As @hunter points out you could do this without declaring your list in GetName. Code:

    public static void GetName(List<string> aString)
    {
        aString.Add("cat");
        aString.Add("apple");
        aString.Add("bass");
        aString.Add("dog");
    }
    public static List<string> DeleteName()
    {
        List<string> aString = new List<string>();
        GetName(aString);
        foreach (string x in aString)
        {
            Console.WriteLine(x);
        }
        return aString;
    }

Also, as @Dustin Laine pointed out but then deleted, you will get the same result if you do not set aString to a new object in GetName(). Code:

public static List<string> GetName(List<string> aString)
{
    //aString = new List<string>();
    aString.Add("cat");
    aString.Add("apple");
    aString.Add("bass");
    aString.Add("dog");
    return aString;
}
public static List<string> DeleteName(List<string> aString)
{
    aString = new List<string>();
    GetName(aString);
    foreach (string x in aString)
    {
        Console.WriteLine(x);
    }
    return aString;
}

This still seems like a very strange way to write your code and I would not recommend it.

7 Comments

why declare aString in GetName() at all?
This will compile without errors, but the console will still not display anything.
@jpavlov, have you tested this?

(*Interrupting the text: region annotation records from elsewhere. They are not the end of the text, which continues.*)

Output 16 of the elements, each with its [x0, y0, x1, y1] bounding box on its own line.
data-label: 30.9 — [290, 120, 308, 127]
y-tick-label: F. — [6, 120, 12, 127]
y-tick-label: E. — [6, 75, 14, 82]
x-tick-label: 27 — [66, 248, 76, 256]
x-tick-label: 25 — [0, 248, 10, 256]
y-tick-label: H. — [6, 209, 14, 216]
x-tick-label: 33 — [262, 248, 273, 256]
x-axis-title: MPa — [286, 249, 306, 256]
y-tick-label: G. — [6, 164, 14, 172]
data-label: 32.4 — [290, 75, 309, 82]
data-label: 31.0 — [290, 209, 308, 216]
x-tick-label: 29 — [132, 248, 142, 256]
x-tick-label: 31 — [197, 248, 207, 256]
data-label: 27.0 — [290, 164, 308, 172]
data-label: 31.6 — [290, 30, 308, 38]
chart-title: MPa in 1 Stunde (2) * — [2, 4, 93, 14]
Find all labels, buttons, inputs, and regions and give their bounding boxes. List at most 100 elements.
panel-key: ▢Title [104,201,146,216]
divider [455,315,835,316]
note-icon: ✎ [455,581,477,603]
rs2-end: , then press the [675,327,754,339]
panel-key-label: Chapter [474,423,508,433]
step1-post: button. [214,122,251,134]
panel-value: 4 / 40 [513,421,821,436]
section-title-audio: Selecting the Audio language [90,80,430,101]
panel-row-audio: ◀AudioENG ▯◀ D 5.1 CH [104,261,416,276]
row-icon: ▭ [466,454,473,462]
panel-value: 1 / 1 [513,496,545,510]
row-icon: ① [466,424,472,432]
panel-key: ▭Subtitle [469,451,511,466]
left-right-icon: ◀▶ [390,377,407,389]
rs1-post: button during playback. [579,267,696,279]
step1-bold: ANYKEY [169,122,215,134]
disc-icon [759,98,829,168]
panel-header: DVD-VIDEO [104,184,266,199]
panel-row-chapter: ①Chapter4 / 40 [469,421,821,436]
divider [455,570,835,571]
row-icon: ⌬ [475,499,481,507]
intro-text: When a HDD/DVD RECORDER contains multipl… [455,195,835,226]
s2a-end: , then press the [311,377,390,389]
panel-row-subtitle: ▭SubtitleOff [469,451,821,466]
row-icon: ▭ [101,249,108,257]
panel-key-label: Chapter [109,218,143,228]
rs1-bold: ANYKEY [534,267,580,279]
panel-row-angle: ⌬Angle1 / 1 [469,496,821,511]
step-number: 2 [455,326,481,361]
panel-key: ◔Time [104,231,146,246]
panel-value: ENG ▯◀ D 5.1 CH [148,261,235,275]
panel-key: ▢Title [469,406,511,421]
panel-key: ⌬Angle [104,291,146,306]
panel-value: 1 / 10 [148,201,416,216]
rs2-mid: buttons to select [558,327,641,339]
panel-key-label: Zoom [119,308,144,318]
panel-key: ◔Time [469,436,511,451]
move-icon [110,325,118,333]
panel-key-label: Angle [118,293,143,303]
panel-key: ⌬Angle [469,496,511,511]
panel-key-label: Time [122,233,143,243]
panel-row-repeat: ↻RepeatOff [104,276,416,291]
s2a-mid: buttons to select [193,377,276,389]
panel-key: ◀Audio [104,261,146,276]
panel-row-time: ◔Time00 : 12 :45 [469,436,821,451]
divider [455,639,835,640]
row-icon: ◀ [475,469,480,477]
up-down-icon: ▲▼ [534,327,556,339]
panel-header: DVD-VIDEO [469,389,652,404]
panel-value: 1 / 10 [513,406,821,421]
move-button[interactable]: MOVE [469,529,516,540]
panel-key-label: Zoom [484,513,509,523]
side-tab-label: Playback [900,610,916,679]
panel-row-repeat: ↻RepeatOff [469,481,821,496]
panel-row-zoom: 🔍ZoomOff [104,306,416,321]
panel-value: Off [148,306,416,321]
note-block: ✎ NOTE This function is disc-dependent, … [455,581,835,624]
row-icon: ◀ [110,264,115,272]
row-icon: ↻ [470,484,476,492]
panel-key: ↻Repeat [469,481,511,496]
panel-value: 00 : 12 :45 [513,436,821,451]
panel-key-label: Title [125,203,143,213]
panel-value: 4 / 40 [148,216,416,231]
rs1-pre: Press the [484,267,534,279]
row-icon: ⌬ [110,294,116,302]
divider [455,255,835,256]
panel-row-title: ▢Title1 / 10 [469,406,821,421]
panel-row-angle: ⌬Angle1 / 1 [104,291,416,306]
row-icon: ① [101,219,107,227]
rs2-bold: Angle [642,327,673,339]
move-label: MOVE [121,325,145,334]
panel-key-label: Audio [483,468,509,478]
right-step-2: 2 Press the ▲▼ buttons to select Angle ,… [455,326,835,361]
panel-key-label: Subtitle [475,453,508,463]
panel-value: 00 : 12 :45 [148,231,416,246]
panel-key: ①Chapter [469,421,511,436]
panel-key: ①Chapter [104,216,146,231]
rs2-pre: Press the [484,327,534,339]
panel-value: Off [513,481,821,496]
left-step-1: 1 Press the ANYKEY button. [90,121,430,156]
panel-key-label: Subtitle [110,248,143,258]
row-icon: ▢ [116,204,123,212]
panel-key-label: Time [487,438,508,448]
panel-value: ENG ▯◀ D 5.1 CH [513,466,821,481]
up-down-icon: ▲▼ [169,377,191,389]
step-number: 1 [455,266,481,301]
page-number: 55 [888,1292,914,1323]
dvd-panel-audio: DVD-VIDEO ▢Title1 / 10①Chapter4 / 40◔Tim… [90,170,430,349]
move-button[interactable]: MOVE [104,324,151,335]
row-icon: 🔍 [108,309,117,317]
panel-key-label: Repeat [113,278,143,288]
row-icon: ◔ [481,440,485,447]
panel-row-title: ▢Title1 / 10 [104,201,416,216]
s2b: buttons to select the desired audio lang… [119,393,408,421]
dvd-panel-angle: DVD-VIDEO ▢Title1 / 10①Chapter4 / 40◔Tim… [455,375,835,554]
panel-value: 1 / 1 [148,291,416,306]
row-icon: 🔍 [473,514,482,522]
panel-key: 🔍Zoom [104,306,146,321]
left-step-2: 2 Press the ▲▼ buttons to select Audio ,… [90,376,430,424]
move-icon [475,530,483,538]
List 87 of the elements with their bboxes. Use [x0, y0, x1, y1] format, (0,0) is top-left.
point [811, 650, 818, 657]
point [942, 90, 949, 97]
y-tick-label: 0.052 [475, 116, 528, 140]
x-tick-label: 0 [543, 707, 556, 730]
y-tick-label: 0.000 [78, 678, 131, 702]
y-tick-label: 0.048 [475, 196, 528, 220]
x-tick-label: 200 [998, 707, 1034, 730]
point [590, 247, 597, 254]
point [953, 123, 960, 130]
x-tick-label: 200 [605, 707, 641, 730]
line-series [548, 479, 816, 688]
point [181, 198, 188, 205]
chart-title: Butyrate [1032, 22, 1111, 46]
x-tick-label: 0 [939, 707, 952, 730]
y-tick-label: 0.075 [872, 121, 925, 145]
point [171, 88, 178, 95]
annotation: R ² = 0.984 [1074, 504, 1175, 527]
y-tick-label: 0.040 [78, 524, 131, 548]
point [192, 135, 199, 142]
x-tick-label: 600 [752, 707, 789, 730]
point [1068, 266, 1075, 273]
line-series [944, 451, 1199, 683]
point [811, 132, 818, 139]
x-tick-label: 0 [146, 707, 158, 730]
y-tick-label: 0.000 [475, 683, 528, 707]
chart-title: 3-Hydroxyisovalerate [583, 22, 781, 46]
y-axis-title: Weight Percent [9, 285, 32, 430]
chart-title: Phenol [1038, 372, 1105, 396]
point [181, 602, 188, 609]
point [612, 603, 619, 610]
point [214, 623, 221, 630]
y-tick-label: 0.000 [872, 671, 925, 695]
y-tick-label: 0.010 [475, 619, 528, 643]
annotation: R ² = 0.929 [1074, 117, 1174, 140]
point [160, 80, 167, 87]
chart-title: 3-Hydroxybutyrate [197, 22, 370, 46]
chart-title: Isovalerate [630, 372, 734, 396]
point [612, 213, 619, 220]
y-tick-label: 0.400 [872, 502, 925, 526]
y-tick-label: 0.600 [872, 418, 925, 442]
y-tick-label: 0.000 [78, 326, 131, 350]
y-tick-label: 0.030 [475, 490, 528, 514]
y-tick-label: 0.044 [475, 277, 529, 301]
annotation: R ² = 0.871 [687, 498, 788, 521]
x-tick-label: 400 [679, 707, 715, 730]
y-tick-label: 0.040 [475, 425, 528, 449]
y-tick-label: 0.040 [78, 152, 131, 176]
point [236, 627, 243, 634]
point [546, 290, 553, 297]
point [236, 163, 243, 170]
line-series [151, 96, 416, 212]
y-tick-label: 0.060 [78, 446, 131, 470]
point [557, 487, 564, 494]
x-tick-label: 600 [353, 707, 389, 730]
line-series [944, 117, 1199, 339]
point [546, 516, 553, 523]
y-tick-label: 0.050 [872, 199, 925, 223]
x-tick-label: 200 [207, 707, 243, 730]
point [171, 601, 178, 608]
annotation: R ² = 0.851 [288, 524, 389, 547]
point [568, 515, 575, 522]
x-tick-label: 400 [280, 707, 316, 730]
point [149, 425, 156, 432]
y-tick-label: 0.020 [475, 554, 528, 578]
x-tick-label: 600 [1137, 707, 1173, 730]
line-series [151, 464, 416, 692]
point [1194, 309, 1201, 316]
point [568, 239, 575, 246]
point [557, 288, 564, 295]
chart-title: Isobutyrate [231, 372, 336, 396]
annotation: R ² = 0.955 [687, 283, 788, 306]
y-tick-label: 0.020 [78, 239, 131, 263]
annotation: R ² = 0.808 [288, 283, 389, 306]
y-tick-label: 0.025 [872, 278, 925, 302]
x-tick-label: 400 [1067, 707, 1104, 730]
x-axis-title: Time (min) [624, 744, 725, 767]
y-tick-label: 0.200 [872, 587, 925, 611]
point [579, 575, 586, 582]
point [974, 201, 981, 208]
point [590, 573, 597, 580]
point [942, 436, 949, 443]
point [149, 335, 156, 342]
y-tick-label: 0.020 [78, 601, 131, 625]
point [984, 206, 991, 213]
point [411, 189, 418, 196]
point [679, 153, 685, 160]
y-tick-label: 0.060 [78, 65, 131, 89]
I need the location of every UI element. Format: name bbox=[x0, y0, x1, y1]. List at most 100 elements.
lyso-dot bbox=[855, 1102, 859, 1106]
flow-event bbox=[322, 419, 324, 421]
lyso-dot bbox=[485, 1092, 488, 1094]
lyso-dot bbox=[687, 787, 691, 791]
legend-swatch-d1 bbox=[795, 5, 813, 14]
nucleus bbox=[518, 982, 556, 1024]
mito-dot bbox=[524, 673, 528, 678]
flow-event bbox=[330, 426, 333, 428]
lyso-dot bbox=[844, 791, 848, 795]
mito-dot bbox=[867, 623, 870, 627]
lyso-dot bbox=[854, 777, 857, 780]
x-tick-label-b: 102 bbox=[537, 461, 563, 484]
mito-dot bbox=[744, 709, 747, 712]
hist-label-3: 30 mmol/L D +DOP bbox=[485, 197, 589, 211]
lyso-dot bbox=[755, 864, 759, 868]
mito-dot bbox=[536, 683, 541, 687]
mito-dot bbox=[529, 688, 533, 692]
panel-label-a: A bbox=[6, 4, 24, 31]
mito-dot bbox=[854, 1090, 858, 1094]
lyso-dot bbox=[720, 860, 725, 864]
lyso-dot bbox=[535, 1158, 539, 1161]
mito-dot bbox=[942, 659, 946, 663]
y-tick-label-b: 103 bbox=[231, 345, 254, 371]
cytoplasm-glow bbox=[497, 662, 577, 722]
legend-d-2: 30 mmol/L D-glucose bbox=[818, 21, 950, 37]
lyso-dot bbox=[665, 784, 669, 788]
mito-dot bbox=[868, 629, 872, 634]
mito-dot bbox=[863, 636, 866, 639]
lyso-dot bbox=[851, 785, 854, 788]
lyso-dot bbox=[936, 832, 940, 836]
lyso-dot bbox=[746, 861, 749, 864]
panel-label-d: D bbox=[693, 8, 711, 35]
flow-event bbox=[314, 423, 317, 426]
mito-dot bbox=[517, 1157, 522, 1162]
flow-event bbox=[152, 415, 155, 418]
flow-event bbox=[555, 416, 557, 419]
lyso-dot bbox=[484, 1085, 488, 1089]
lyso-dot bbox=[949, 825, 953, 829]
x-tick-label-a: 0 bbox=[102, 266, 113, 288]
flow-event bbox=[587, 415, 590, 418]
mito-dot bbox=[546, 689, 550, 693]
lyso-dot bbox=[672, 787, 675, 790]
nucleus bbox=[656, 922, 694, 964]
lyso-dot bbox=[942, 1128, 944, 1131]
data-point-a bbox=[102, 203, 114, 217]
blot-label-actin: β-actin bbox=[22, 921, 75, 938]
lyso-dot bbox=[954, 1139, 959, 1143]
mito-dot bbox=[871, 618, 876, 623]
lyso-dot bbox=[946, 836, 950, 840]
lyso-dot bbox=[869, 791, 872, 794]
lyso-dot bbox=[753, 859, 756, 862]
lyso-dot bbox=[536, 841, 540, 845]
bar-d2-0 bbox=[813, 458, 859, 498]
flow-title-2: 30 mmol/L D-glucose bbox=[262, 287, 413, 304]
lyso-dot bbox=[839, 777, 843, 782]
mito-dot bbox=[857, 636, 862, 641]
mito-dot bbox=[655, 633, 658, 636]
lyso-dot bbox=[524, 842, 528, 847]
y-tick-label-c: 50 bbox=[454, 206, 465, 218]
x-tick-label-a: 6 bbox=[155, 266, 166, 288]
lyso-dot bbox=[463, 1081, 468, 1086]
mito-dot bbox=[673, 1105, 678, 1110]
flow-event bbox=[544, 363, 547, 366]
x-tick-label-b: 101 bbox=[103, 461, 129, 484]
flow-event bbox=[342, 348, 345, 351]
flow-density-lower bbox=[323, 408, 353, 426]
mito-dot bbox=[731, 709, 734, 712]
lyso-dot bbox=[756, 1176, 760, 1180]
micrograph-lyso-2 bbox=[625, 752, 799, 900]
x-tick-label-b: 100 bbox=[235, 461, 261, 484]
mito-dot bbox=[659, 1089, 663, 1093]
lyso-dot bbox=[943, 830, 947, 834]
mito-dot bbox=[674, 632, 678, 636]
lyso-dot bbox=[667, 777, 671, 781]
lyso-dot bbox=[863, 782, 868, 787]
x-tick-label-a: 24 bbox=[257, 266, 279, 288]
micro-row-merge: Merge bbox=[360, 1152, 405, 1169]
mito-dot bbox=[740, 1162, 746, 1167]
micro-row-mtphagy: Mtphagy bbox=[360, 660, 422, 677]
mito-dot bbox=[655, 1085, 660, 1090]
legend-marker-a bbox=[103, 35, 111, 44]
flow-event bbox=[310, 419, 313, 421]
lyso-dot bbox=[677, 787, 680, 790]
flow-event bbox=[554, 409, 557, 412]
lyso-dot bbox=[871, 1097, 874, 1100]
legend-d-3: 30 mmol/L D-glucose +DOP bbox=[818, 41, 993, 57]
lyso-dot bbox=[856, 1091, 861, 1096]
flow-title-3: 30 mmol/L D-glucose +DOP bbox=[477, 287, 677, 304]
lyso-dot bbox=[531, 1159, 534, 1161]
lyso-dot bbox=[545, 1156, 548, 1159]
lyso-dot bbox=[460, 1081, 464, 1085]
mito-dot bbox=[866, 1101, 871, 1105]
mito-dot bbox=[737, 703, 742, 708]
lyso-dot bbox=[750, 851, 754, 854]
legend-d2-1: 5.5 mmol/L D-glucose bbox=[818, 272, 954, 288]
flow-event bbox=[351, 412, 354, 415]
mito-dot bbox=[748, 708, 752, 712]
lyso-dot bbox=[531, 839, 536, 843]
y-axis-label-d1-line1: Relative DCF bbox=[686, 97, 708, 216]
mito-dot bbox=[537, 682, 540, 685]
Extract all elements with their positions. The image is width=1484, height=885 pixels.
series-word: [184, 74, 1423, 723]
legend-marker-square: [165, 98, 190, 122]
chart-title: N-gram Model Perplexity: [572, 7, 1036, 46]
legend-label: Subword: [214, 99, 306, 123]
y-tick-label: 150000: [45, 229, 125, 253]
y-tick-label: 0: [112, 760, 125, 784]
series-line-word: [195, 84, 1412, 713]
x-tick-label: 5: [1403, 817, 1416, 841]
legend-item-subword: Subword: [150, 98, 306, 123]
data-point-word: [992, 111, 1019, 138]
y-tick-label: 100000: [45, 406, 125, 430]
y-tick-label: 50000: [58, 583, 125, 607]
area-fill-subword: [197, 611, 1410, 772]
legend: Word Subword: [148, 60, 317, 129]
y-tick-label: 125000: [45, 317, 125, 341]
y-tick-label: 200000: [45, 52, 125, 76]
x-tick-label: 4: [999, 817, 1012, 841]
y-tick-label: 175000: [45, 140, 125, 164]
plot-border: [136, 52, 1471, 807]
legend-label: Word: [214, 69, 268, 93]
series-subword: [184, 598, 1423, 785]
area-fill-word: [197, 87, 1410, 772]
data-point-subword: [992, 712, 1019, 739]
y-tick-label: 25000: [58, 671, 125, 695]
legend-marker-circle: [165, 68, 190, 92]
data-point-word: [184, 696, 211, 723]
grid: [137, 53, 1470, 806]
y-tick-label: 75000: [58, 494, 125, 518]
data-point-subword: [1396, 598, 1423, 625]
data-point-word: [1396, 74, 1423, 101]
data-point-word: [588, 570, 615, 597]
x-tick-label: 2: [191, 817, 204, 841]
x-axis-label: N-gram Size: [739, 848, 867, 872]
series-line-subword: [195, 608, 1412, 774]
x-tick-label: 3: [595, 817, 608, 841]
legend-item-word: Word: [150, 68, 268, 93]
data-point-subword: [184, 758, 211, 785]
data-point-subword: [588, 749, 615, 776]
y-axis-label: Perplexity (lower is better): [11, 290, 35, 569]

Both of my examples above display what you would expect.
@hunter, I guess you don't have to. Do you know if the second version will be more efficient?
@Abe I think that's more what the OP is going for but I would just make GetName() return a list with no parameters and aString in DeleteName would just be set to the result of GetName()
|
3

Changing it to

public static List<string> GetName(ref List<string> aString)

should fix it. aString in GetName is a pointer to the list created in DeleteName. On line 3 of that method, you are setting aString to point to a different location, and then working with that location. You then return it, but don't use it. This leaves the list created in DeleteName unchanged. Another possible fix since you do return the list is to change DeleteName's call to be

aString = GetName(null);

But that's weird as well, since the list is never actually used in GetName.

Comments

0

Did you mean to make them ref parameters? If you don't want that, it would be aString = GetName(aString) instead of GetName(aString) by itself.

Comments

0

because you are writing the foreach result. You probably will do:

    foreach(string x in aString)
{
      astring.Add(x);
}
Console.WriteLine(aString);

// or 

return aString;

Comments

0

You're not storing the result of aString. You should do something like aString = GetName(aString).

There are a lot of other things wrong with this code as posted, though.